Saturday, June 6, 2009

It is strange how you suddenly fall in love

When your heart beats as if it will be torn away from your chest, your breathing increase, even your texture and skin changes, you can't eat anything, you can't do anything, you can't even concentrate, all love scenes make your body shiver, your brain continuously remains on that person, he is there, so near, might come closer if you let, but you just can't. Always 'maybe', always 'if not', you never let doubts away, and when you think about the obstacles between you, it kind of increases the pull, the tension and you are ashamed, there is nothing to be ashamed of but you are ashamed, and what will happen when he goes away? When will you be normal as you were? And why is it that you always want to cry. And be sorry for what you feel, and knowing that you shouldn't feel this way. When will come the time to forget, you wonder? When will he shift far away, how long will this pain last? That's why I hate loving someone.

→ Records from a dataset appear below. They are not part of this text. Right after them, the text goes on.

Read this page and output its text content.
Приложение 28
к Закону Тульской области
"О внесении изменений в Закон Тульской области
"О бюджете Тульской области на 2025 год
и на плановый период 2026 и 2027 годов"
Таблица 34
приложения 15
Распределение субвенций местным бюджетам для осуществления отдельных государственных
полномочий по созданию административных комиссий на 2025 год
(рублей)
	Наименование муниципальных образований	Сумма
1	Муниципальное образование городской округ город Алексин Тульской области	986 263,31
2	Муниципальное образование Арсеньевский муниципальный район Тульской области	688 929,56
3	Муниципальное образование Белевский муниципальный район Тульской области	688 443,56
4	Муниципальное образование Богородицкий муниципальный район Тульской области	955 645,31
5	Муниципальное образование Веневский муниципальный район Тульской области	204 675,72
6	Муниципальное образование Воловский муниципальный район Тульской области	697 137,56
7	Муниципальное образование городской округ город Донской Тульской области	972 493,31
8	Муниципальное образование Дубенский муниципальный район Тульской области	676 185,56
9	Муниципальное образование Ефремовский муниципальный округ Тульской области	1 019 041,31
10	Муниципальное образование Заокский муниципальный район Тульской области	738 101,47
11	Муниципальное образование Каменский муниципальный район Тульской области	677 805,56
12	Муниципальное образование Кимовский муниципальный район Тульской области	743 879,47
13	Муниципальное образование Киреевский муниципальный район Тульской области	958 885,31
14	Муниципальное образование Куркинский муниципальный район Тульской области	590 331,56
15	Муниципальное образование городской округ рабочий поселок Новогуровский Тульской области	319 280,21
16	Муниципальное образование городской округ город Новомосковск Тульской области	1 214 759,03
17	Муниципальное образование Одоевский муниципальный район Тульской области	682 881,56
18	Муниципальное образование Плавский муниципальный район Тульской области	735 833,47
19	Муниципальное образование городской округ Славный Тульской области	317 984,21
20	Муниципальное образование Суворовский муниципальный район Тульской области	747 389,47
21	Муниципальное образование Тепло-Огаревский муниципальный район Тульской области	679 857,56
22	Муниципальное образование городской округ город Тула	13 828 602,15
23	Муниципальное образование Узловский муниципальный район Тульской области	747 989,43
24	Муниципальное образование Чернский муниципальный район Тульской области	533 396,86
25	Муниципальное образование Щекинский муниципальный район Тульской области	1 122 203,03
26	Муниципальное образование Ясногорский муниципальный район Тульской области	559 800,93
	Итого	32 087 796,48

You are so timeless to come to me now, and so will be you departure, please do remember me, remember me good. because you are the only man I knew, asked nothing from me, no favors, no help and just asked me to be there, because you are the one I will come to whenever I need, because you are the one I really fear to lose for the first time, may be because I am not to you, what you are to me, and losing me is just like losing anybody, and it seems to me I love you because you don't love me... It is so strange how suddenly you made me fall in love with you this badly.